Databricks notebook is taking 2 hours to write to /dbfs/mnt (blob storage). Same job is taking 8 minutes to write to /dbfs/FileStore. I would like to understand why write performance is different in both cases.

Surendra
New Contributor III

Problem statement:

  • Source file format : .tar.gz
  • Avg size: 10 mb
  • number of tar.gz files: 1000
  • Each tar.gz file contails around 20000 csv files.

Requirement : 

Untar the tar.gz file and write CSV files to blob storage / intermediate storage layer for further processing.

What I have tried:

unTar and write to mount location (Attached Screenshot):

Here I am using hadoop FileUtil library unTar function to unTar and write CSV files to target storage (/dbfs/mnt/ - blob storage).

it takes 1.50 hours to complete the job with 2 worker nodes (4 cores each) cluster. 

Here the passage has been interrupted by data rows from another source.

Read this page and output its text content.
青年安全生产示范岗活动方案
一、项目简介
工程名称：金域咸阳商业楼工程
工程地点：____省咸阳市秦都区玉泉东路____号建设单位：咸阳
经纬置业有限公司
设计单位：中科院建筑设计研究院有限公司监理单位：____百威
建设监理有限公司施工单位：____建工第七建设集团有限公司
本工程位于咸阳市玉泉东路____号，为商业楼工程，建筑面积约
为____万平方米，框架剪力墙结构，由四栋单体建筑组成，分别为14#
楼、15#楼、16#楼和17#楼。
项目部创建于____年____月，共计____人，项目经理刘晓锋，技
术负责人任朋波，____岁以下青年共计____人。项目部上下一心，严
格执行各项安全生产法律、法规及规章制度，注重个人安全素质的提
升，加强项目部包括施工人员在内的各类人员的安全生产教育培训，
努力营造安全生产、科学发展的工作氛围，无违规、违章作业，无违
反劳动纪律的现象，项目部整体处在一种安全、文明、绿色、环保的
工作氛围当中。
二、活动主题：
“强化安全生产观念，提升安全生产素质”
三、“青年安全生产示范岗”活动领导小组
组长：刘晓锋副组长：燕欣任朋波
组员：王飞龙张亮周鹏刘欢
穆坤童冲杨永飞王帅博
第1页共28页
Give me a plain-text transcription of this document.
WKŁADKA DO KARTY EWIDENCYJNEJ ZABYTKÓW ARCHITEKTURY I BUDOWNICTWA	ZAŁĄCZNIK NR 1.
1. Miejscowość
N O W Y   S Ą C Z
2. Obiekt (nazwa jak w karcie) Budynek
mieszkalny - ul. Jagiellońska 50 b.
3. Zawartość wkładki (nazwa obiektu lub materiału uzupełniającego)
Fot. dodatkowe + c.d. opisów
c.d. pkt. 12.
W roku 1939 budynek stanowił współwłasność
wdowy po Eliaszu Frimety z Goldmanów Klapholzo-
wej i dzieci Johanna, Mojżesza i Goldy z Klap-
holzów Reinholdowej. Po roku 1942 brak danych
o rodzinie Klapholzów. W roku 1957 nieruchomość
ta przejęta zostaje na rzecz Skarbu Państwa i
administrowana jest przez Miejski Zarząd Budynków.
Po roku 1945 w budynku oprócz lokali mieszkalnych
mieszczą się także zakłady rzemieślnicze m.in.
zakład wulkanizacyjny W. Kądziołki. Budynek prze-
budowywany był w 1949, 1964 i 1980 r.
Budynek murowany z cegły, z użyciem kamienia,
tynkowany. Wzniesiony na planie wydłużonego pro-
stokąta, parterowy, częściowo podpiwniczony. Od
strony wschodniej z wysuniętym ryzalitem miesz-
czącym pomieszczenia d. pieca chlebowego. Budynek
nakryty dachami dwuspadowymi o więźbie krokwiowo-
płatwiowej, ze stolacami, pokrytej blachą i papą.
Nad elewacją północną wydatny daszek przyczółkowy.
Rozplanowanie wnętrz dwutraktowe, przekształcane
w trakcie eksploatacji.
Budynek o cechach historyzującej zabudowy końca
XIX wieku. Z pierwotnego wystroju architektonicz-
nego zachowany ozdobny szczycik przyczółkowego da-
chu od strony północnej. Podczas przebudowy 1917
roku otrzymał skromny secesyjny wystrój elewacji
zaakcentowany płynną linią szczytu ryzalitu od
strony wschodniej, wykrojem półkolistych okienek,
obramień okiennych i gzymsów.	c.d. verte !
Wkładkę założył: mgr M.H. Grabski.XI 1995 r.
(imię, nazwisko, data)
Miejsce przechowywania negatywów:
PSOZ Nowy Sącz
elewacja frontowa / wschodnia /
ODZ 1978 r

databricks_write_to_dbfsMountUntar and write to DBFS Root FileStore:

Here I am using hadoop FileUtil library and unTar function to unTar and write CSV files to target storage (/dbfs/FileStore/ ) it takes just 8 minutes to complete the job with 2 worker nodes (4 cores each) cluster.

databricks_write_to_dbfsMount 

Questions: 

Why writing to DBFS/FileStore or DBFS/databricks/driver is 15 times faster that writing to DBFS/mnt storage?

what storage and file system does DBFS root (/FileStore , /databricks-datasets , /databricks/driver ) uses in backend? What is size limit for each sub folder?